A giant leap for mankind. It definitely was. But it’s unfortunate that since then, mankind has spent fifty years hesitating to take the next step. The Americans won the race to the moon with flying colours, but as the political climate shifted people lost their enthusiasm to push on in the field of space exploration. Only now are people starting to realise that the moon is an ideal launchpad for further manned missions to planets and planetoids. Now it seems like it might be possible to have a permanent human colony on the moon within just a few years. What the Americans achieved in 1969 was difficult and risky. Today, safety and comfort have a much higher priority, and otherwise it’s not worth the trouble. Only once we know how to create an entire ecosystem of plants, animals, and humans in a space colony can we begin thinking about taking the next giant leap: Mars? Other moons and dwarf planets?”, says Professor Emeritus of Theoretical Physics and Nobel Prize winner Gerard ’t Hooft. ’t Hooft served as ambassador for the Mars One Project. His current research concentrates on the fundamentals of quantum mechanics and quantum gravitation, and the role that black holes play in it.

It wouldn’t surprise me if a human set foot on Mars within the next few decades!

“A moon landing today would still speak to the imagination, but fifty years ago it was a technological miracle. Without a doubt, the moon landing paved the way for all of the space exploration that followed, including many unmanned missions to the planet Mars. Around two years after the moon landing, humans put the first satellite into Mars orbit. Since then, a total of fourteen satellites have been put into orbit around Mars, six of which are still in operation. Although no humans have been to Mars yet, four robots have been sent there, the first of which arrived in 1997. The data collected by the satellites is invaluable, and have taught us much about the history of Mars, the presence of water, and the potential for life on the red planet. One of the biggest technological and scientific challenges is a manned mission to Mars, and it wouldn’t surprise me if a human set foot on Mars within the next few decades!”, says geomorphologist Tjalling de Haas.

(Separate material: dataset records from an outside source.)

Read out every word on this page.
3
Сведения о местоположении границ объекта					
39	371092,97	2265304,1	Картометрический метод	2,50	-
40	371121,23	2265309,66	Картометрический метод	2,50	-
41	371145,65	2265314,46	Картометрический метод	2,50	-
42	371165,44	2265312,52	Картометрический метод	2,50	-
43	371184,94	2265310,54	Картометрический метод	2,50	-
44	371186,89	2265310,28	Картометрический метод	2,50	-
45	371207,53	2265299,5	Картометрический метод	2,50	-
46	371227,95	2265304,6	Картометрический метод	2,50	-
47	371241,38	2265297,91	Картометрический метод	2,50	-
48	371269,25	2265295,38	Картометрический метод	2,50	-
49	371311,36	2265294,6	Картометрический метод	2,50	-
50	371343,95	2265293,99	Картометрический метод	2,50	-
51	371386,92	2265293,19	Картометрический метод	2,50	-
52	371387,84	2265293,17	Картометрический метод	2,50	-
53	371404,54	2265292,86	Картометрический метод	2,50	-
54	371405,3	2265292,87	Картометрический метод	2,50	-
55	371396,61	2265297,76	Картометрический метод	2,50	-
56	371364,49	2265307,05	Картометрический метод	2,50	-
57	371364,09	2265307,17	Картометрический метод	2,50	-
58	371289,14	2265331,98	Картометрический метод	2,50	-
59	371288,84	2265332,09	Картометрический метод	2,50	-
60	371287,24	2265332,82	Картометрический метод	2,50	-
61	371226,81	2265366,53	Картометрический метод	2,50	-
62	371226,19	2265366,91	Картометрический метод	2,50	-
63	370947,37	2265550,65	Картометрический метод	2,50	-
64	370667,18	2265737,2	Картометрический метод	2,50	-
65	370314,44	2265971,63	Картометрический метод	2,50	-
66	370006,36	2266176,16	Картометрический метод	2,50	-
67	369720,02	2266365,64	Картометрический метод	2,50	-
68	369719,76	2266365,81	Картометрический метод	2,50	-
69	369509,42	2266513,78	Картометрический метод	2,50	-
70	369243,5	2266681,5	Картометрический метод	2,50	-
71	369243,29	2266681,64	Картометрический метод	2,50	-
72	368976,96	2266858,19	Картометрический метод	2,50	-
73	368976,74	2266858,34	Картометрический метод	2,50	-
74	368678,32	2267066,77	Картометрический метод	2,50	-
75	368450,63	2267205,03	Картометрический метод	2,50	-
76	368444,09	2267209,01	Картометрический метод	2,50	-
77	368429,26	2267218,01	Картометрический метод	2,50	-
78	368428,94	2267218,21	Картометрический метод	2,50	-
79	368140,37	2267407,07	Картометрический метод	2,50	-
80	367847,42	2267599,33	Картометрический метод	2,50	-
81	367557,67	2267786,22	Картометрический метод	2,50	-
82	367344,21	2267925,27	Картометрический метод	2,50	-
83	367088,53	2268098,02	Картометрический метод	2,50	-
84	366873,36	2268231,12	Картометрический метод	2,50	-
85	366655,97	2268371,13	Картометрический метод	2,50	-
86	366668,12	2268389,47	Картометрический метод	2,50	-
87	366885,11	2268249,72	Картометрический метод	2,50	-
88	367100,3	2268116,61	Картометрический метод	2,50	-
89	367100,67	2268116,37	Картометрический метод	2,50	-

He conducts research into debris flows on Earth, and the geological formations on Mars that were probably formed by debris flows, which indicates that liquid water must have been present on the surface of Mars at some point.

Apollo 11 was a milestone in the development of computer- and software technology.

“Early in the Apollo programme, people realised controlling the space capsule and the moon lander would be too complicated to do by hand. So in 1965, MIT developed a special computer for it, called the Apollo Guidance Computer (AGC). Standard computers at the time were still bulky and heavy, but the design of the AGC proved that they could be built differently. It was the first computer to use the technology of integrated circuits, which kept the dimensions and weight (still 32 kilogrammes) within the limits of what Apollo could carry. That makes the AGC one of the first developments in the exponential miniaturisation of processors and memory that led to our devices and smartphones today.
The programming of the guidance and navigation methods for Apollo also required innovations to make the software compact and controllable. In order to make them fail-safe, special error detection and recovery methods were needed to allow the astronauts to intervene if necessary – which was indeed the case during the moon landing in 1969. The Apollo moon landing was only a success thanks to the innovations that had taken place in computer production and software engineering, which made it an important milestone in the history of computer science”, explains Professor Emeritus of Computer Science Jan van Leeuwen.